Na komm, komm, kommst du!
11. Oktober 2009 | Von Peter Bold | Kategorie: Theorie des Zauberns, ZauberschuleWie schon Topas so schön festgestellt hat, ist eines der Haupunterscheidungsmerkmalen zwischen anderen Theaterformen und der Zauberkunst, dass bei uns Zuschauer auf der Bühne aktiv mit ins Geschehen einbezogen werden.
Dazu müssen die Zuschauer allerdings erst mal auf die Bühne kommen. Dabei sieht man oft recht lustige Szenen. Wie z.B in einer Show von Hans Klok bei dem Okito-Trick mit der Bon Bon- Kette.
Hans: „Wurdest duu miar bei die näichste Trick auf die Bühne chelfen?“
Kind: „Äh, nö.“
Hans: „Aber duu willst miar bestimmt chelfen, oda?“
Kind: „Mm, Mm.“
Hans: „Und duu?“
Kind: „….“
Hans: „ Ja sei isch denn aus wie Michael Jackson? Dann machen wir jetzt dia naichste Illusjion.“
Da hat er mir dann doch ganz groß Leid getan der Hans. Damit euch das bei Tricks mit Zuschauerbeteiligung nicht auch so geht, habe ich in „Deines Deines Meines“ schon mal darüber geschrieben, wie man Zuschauer gut auf die Bühne bekommt.
Mal wieder Werbung in eigener Sache: „Deines Deines Meines“, der Bank Night Effekt ohne Umschläge, kommt bald wieder zu den Händlern eures Vertrauens. Für eure persönliche Erfolghaftigkeit im Umgang mit Zuschauern hier schon mal der Auszug. Es geht dabei darum, dass 3 Zuschauer auf die Bühne kommen sollen, um jeweils ein Papierband zu ziehen.
Noch ein paar Tipps zur Vorführung auf der Bühne.
Bitten Sie nach Möglichkeit alle drei Zuschauer gleichzeitig auf die Bühne. Gerade zu Beginn eines Programms wird es Ihnen so bedeutend leichter fallen, die Zuschauer dazu zu bewegen, auf die Bühne zu kommen, weil sie sich in der Gruppe sicherer fühlen.
Diese Technik wir z. B. sehr oft von David Berglas oder Boretti angewendet. Fragen Sie auch nicht, ob die betreffenden Personen auf die Bühne kommen möchten. Das gäbe ihnen nur die Möglichkeit zu widersprechen.

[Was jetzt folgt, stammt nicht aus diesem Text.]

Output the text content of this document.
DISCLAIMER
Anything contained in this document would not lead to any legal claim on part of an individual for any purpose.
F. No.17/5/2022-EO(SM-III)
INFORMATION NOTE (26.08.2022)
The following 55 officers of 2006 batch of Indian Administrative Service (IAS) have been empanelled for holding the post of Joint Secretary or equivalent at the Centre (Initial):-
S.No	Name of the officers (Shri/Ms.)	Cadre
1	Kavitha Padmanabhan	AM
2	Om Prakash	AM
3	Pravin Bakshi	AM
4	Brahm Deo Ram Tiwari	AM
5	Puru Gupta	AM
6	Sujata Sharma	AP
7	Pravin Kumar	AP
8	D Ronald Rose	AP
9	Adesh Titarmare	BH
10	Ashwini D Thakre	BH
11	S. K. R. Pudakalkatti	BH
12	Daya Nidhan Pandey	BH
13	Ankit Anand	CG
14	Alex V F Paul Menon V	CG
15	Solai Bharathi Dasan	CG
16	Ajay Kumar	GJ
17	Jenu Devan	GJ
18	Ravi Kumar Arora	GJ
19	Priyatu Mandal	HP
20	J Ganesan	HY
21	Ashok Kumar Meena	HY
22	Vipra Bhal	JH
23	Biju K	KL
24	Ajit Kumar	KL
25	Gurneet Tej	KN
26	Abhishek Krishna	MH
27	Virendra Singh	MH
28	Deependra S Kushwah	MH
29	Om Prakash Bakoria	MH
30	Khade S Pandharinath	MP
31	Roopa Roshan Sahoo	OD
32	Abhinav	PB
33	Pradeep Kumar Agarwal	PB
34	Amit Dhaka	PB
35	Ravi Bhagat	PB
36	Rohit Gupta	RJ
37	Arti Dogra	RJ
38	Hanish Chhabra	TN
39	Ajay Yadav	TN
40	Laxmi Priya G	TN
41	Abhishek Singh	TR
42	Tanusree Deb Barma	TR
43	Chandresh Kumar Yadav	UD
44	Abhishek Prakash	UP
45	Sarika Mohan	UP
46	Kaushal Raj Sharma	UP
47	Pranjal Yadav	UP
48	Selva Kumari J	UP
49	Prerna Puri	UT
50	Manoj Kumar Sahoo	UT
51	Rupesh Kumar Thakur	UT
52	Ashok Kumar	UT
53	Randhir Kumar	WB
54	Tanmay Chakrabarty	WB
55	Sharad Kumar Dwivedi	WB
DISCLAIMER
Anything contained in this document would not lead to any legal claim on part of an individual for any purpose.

Geben Sie einfach höfliche aber klare Anweisungen, wie: „Die drei Damen ganz links in der ersten Reihe, in wenigen Augenblicken wird jede von Ihnen einen dieser 4 Zettel wählen. Stehen Sie dazu jetzt auf…, während ein großer Applaus Sie auf die Bühne begleitet!“
Mit diesen Worten stellen Sie klar, warum die Damen sich auf die Bühne begeben sollen, noch bevor sie noch dazu aufgefordert werden.
Eine Bitte mit Begründung wird immer leichter angenommen, sogar wenn die Begründung kompletter Unsinn ist (dazu gibt es sogar wissenschaftliche Studien mit Warteschlangen an Kopiergeräten).
Außerdem haben viele Zuschauer Angst davor, auf die Bühne zu kommen, weil sie nicht wissen, was Sie dort machen müssen und ob sie der Aufgabe gewachsen sind. Diese Sorge wird hiermit gemildert.
Anschließend werden die Zuschauerinnen erst dazu aufgefordert, aufzustehen, das fällt leichter als auf die Bühne zu gehen, um dann mit dem Applaus des Publikums zusätzlich unter Druck gesetzt zu werden.
Gruppenzwang und Erwartungshaltungen sind in unserer Gesellschaft zwei der wirksamsten Methoden der Beeinflussung. Und schon stehen die Zuschauer bei Ihnen auf der Bühne.
Das hört sich jetzt vielleicht ein bisschen gemein und nach Psychologischer Kriegsführung an – ist es auch, auf jeden Fall das zweite – aber es funktioniert und erscheint sehr höflich.
Außerdem sind Sie ja Mentalist, da sollte man seine Mitmenschen doch ein wenig unterbewusst beeinflussen – oder?
Auf jeden Fall ist es bedeutend eleganter als nacheinander 25 Zuschauer durchzufragen, die dann alle doch lieber nicht auf die Bühne kommen.